Last week felt like real July. And suddenly, I became the Wicked Witch of the West – “I’m melting! I’m melting! Oh, what a world, what a world” (I got a little spoiled by the temperatures this summer). Last week’s still-slightly-lower-than-average-but-somehow-unbearable July temps made me rather averse to turning on the oven or making anything on the range that would require more than 9 minutes of cook time. My menu for the week called for a few slow-cooked dishes, so we popped them onto the grill to see whether we could maintain a consistent temperature while simmering beans or soup.
Smashing success. I will soon post a recipe for simmered pinto beans that is going to change your life.

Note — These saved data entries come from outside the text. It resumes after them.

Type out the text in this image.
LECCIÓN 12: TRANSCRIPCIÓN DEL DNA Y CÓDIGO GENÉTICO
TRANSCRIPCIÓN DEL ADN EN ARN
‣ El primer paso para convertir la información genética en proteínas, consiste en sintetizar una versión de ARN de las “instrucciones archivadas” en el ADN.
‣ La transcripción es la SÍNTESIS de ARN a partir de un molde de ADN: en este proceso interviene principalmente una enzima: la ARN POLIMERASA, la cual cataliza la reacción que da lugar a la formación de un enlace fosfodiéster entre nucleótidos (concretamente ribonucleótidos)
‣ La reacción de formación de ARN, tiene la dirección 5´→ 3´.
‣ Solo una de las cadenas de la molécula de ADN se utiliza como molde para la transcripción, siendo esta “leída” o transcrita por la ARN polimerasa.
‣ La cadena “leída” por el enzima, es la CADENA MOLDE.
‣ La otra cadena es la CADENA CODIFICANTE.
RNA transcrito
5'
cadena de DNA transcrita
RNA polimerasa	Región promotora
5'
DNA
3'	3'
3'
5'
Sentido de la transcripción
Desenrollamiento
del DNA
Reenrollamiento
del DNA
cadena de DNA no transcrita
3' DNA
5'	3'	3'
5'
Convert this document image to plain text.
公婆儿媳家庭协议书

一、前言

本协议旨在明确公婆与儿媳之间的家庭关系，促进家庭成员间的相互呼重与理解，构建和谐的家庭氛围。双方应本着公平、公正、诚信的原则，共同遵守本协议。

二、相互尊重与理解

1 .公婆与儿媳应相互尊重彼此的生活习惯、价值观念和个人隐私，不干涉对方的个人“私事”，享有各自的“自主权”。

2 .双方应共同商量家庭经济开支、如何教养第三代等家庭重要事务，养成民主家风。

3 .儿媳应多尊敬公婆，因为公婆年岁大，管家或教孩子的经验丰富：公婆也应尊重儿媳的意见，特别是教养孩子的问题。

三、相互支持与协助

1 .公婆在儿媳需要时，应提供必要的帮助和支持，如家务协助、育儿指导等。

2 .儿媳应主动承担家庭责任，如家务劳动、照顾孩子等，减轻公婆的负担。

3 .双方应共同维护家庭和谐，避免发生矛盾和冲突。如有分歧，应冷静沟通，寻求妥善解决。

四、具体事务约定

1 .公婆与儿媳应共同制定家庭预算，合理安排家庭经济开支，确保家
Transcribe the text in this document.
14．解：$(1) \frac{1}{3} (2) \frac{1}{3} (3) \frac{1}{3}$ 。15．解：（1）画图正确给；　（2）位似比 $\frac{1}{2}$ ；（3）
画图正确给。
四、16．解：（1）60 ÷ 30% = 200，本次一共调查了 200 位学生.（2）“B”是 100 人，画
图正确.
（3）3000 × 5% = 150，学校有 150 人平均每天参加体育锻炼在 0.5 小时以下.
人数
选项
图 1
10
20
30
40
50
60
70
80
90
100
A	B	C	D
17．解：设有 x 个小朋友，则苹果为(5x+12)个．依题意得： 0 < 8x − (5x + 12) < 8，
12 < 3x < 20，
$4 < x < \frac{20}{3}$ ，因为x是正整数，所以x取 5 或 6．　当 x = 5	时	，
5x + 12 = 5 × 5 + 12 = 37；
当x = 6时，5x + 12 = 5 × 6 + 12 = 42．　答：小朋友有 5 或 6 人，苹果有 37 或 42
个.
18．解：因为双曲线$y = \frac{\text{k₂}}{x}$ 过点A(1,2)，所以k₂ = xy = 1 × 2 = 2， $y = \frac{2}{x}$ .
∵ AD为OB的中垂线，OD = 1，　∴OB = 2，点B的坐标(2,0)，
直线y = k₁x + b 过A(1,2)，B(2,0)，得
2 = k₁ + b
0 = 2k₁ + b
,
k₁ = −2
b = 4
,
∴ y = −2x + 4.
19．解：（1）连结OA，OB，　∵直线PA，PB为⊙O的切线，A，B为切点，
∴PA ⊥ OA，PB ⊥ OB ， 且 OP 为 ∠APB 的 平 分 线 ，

Anywho – if you want to move the heat outdoors, you will want a thick cooking vessel – cast iron works perfectly. I’m a little in love with my enameled cast iron dutch oven, especially for cooking on the grill. Turn on the side burners, stick your pan in the middle for some indirect heat, and close the lid. With the burners set on low, our grill maintains a temp of about 350. Keep an eye on the grill temperature the first time you try this – BTUs and ventilation vary, so every grill will be a little different. This is not a technique that lends itself to dishes that need a precise temperature for a specific amount of time. Stews, beans, and other slow-cooking meals are great on the grill.